Approfittare del tempo libero per visitare un museo

Alcuni musei resteranno aperti durante le feste, anche se con orari lievemente modificati, per regalare ai torinesi un’immersione speciale nella storia dell’arte; quest’anno, oltretutto, il catalogo di mostre in corso è davvero ricco.
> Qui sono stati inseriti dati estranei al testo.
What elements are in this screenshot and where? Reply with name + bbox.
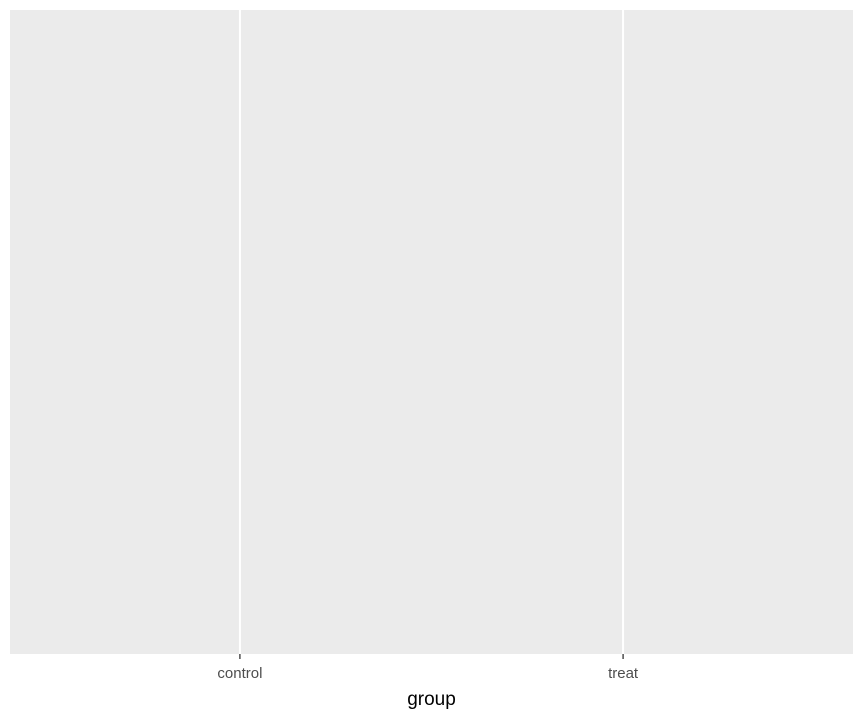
x-axis-tick-labels: control treat <box>217 665 639 682</box>
x-axis-ticks <box>239 654 624 659</box>
plot-panel <box>10 10 853 654</box>
gridlines <box>238 10 625 654</box>
x-tick-label-treat: treat <box>608 665 639 682</box>
x-axis-title: group <box>407 689 456 710</box>
x-tick-label-control: control <box>217 665 262 682</box>
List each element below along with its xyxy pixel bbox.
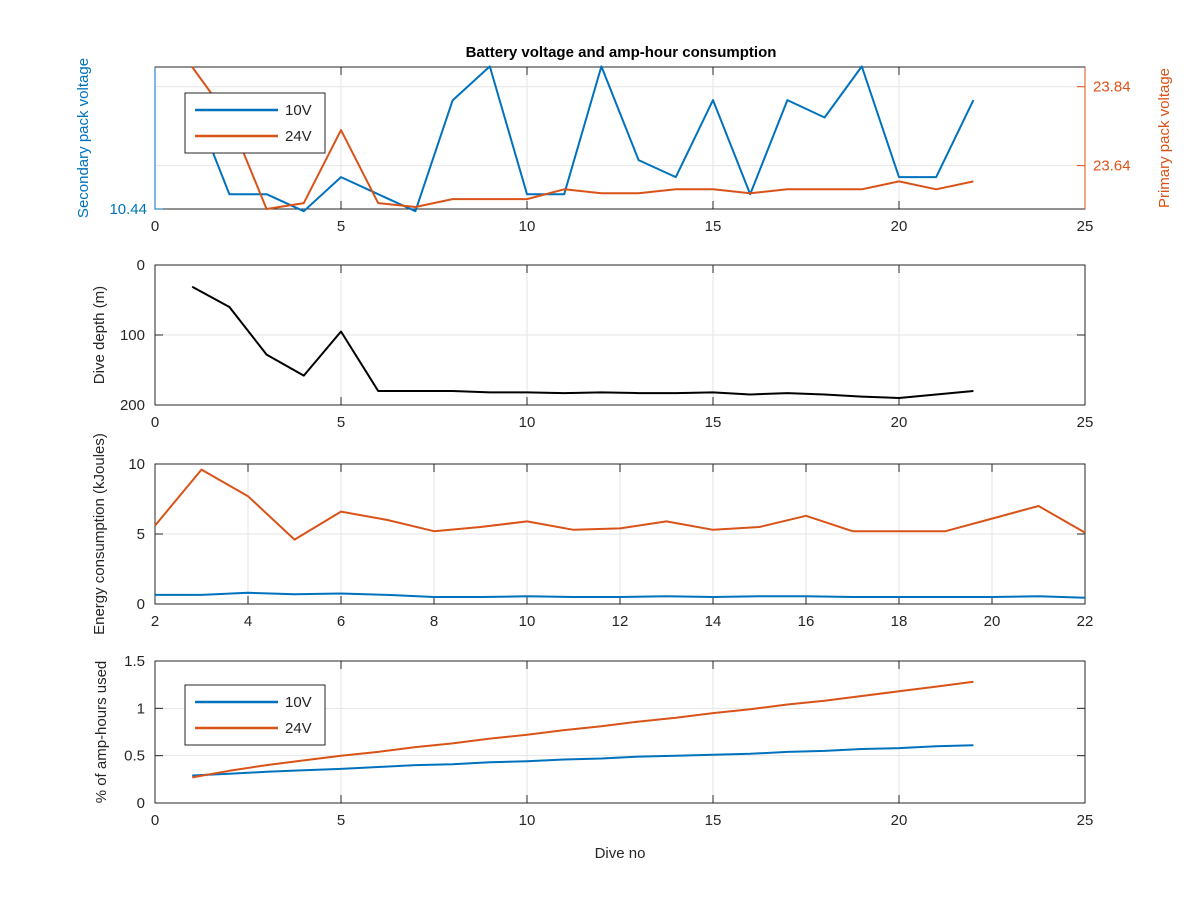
series-line-depth <box>191 285 974 399</box>
x-tick-label: 5 <box>337 218 345 235</box>
x-tick-label: 10 <box>519 613 536 630</box>
left-y-axis-label: Secondary pack voltage <box>75 58 92 218</box>
x-tick-label: 18 <box>891 613 908 630</box>
x-tick-label: 20 <box>891 218 908 235</box>
x-tick-label: 14 <box>705 613 722 630</box>
x-tick-label: 10 <box>519 812 536 829</box>
y-tick-label: 0 <box>137 257 145 274</box>
series-line-24V <box>192 680 974 779</box>
x-tick-label: 22 <box>1077 613 1094 630</box>
legend-box <box>184 92 326 154</box>
series-line-10V <box>155 591 1086 599</box>
y-axis-label: % of amp-hours used <box>93 661 110 804</box>
figure-title: Battery voltage and amp-hour consumption <box>466 44 777 61</box>
y-tick-label: 0 <box>137 596 145 613</box>
x-tick-label: 15 <box>705 218 722 235</box>
x-tick-label: 25 <box>1077 414 1094 431</box>
axes-box <box>154 660 1086 804</box>
x-tick-label: 16 <box>798 613 815 630</box>
legend-label-10V: 10V <box>285 102 312 119</box>
legend: 10V 24V <box>184 684 326 746</box>
x-tick-label: 0 <box>151 812 159 829</box>
y-tick-label: 5 <box>137 526 145 543</box>
chart-panel-4: 0 5 10 15 20 25 0 0.5 1 1.5 % of amp-hours used Div… <box>93 653 1093 862</box>
x-tick-label: 15 <box>705 812 722 829</box>
chart-panel-2: 0 5 10 15 20 25 0 100 200 Dive depth (m) <box>91 257 1093 431</box>
y-tick-label: 0.5 <box>124 748 145 765</box>
y-tick-label: 0 <box>137 795 145 812</box>
right-y-tick-label: 23.64 <box>1093 158 1131 175</box>
x-tick-label: 0 <box>151 218 159 235</box>
x-tick-label: 10 <box>519 414 536 431</box>
x-tick-label: 8 <box>430 613 438 630</box>
x-tick-label: 0 <box>151 414 159 431</box>
legend-box <box>184 684 326 746</box>
left-y-tick-label: 10.44 <box>109 201 147 218</box>
x-tick-label: 15 <box>705 414 722 431</box>
y-tick-label: 10 <box>128 456 145 473</box>
x-tick-label: 10 <box>519 218 536 235</box>
y-tick-label: 200 <box>120 397 145 414</box>
x-tick-label: 20 <box>891 414 908 431</box>
x-tick-label: 4 <box>244 613 252 630</box>
x-tick-label: 5 <box>337 812 345 829</box>
y-tick-label: 1.5 <box>124 653 145 670</box>
x-tick-label: 25 <box>1077 812 1094 829</box>
legend: 10V 24V <box>184 92 326 154</box>
legend-label-10V: 10V <box>285 694 312 711</box>
series-line-24V <box>191 66 974 210</box>
x-axis-label: Dive no <box>595 845 646 862</box>
y-axis-label: Energy consumption (kJoules) <box>91 433 108 635</box>
x-tick-label: 20 <box>891 812 908 829</box>
legend-label-24V: 24V <box>285 720 312 737</box>
right-y-axis-label: Primary pack voltage <box>1156 68 1173 208</box>
x-tick-label: 6 <box>337 613 345 630</box>
y-tick-label: 100 <box>120 327 145 344</box>
y-axis-label: Dive depth (m) <box>91 286 108 384</box>
series-line-10V <box>191 65 975 213</box>
x-tick-label: 5 <box>337 414 345 431</box>
x-tick-label: 20 <box>984 613 1001 630</box>
series-line-24V <box>154 468 1086 541</box>
x-tick-label: 12 <box>612 613 629 630</box>
legend-label-24V: 24V <box>285 128 312 145</box>
chart-panel-3: 2 4 6 8 10 12 14 16 18 20 22 0 5 10 Energy consumption… <box>91 433 1093 635</box>
y-tick-label: 1 <box>137 700 145 717</box>
x-tick-label: 2 <box>151 613 159 630</box>
series-line-10V <box>192 744 974 777</box>
x-tick-label: 25 <box>1077 218 1094 235</box>
chart-panel-1: 0 5 10 15 20 25 10.44 23.64 23.84 Secondary pack … <box>75 58 1173 235</box>
right-y-tick-label: 23.84 <box>1093 79 1131 96</box>
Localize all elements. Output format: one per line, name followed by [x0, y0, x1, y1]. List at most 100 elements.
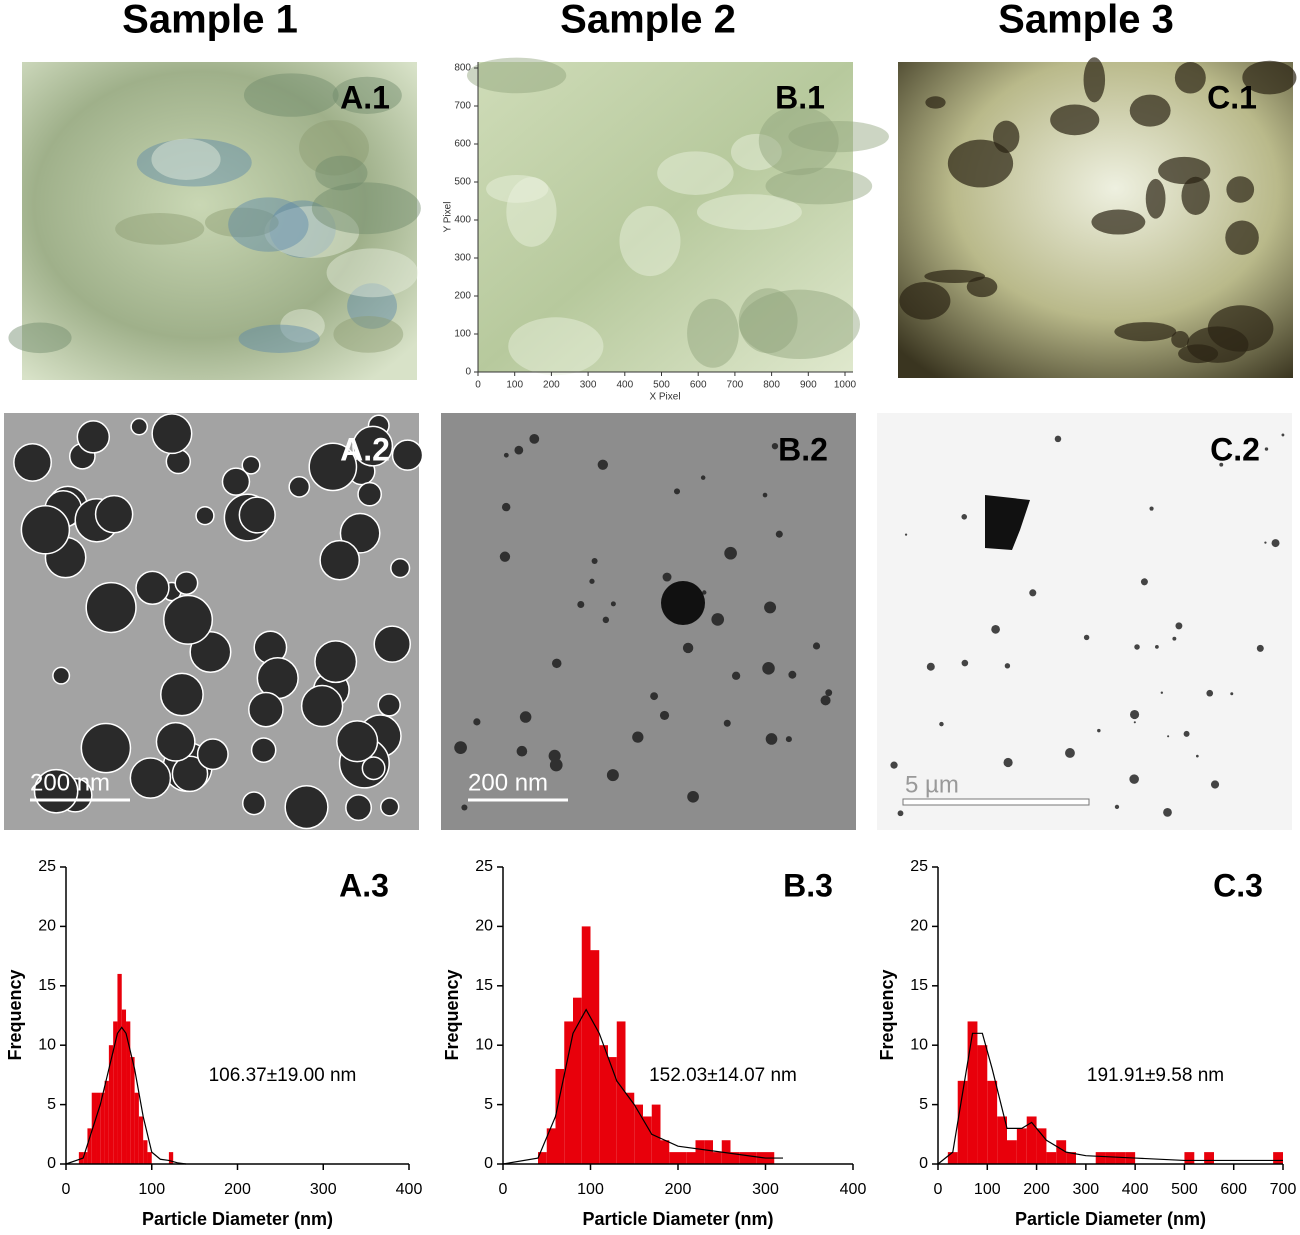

Tra le possibili scelte vi sono la mostra su Raffaello all’interno della Reggia di Venaria; i quaranta capolavori di Monet (direttamente dalla collezione del Musée d'Orsay) alla Galleria d’Arte Moderna; le due mostre di arte contemporanea Root of a dream (di Paloma Varga Weisz) e American Recording (di Francesco Jodice) al Castello di Rivoli; Matisse e gli artisti del suo tempo a Palazzo Chiablese; e infine Mixmaster, su Ed Ruscha, alla Pinacoteca Agnelli.

Andare a rivendere i maglioncini con le renne ai mercatini dell’usato

La vera domanda assillante dopo Natale non è “cosa fai a Capodanno”, ma “come liberarsi del leggio in ceramica che mi ha regalato la vicina di pianerottolo”? Se siete a corto di soluzioni di riciclo creativo (del resto, quanti posacenere giamaicani potrete usare come portavasi?) e avete smaltito l’orgia di mercatini e shopping dicembrino, potete approfittare delle vacanze per andare ai mercatini dell’usato o nei negozi di abbigliamento usato che stanno spuntando numerosi in città (come Kilos, in via Tarino) per rivendere quello che avete in armadio ad ammuffire e sentirvi più leggeri, in pace con la coscienza e pronti per i buoni propositi di fine anno.